Yaşama kültürünün, dünden bu güne ne ölçüde değiştiğini saptayabilmek için Denizli’ den on aile seçtim. Geleneksel Denizli evinde yaşayan bu ailelerde ikinci kuşak, bir büyük kentte öğrenimini tamamlayıp dönmüştü. Evlendirilip bir apartman katına yerleşmişlerdi. Özellikle böylelerini seçtim. Değişmede büyük kentin etkisini de görebilirdim böylece.
(Benim kuşağımdan kentlerinin dışına öğrenime giden çocukların, gençlerin durumu ayrıca incelenmeğe değerdi. Bizler dilimizden, giyimimizden, kimi alışkanlıklarımızdan büyük kentlilerce hep utandırıldık. Buna karşı koyacak donanımdan da yoksunduk.
Yüzlerce yıl her şeyde İstanbul örnek alınmamış mıydı?) 

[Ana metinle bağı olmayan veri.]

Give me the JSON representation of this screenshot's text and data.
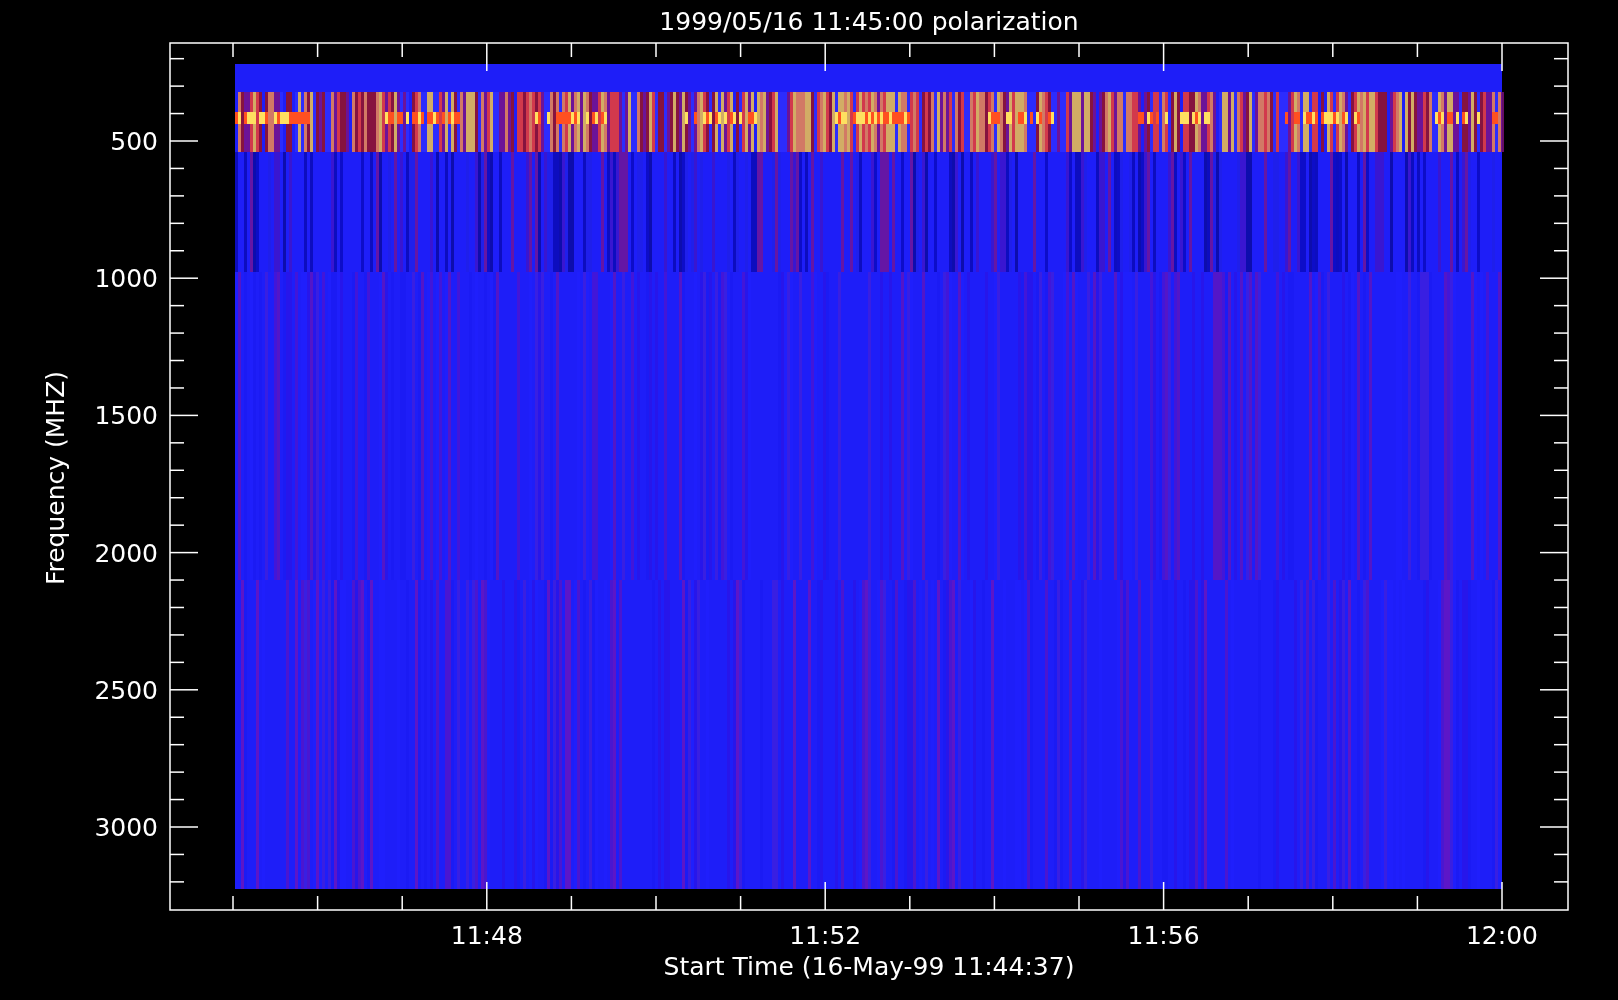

Azıcık İstanbul kaldırımı çiğnedikten sonra doğduğu kente dönenlerin içinde, kendi anasından- babasından, onların yaşama biçiminden, giyim- kuşamlarından utananlar vardı.
Ancak kendilerinin de tümüyle değişip, büyük kentlilere benzedikleri söylenemezdi. İki arada bir derede kalıyorlardı. Sonunda yeniden kendi kentlerine uyum çabasına giriyorlardı.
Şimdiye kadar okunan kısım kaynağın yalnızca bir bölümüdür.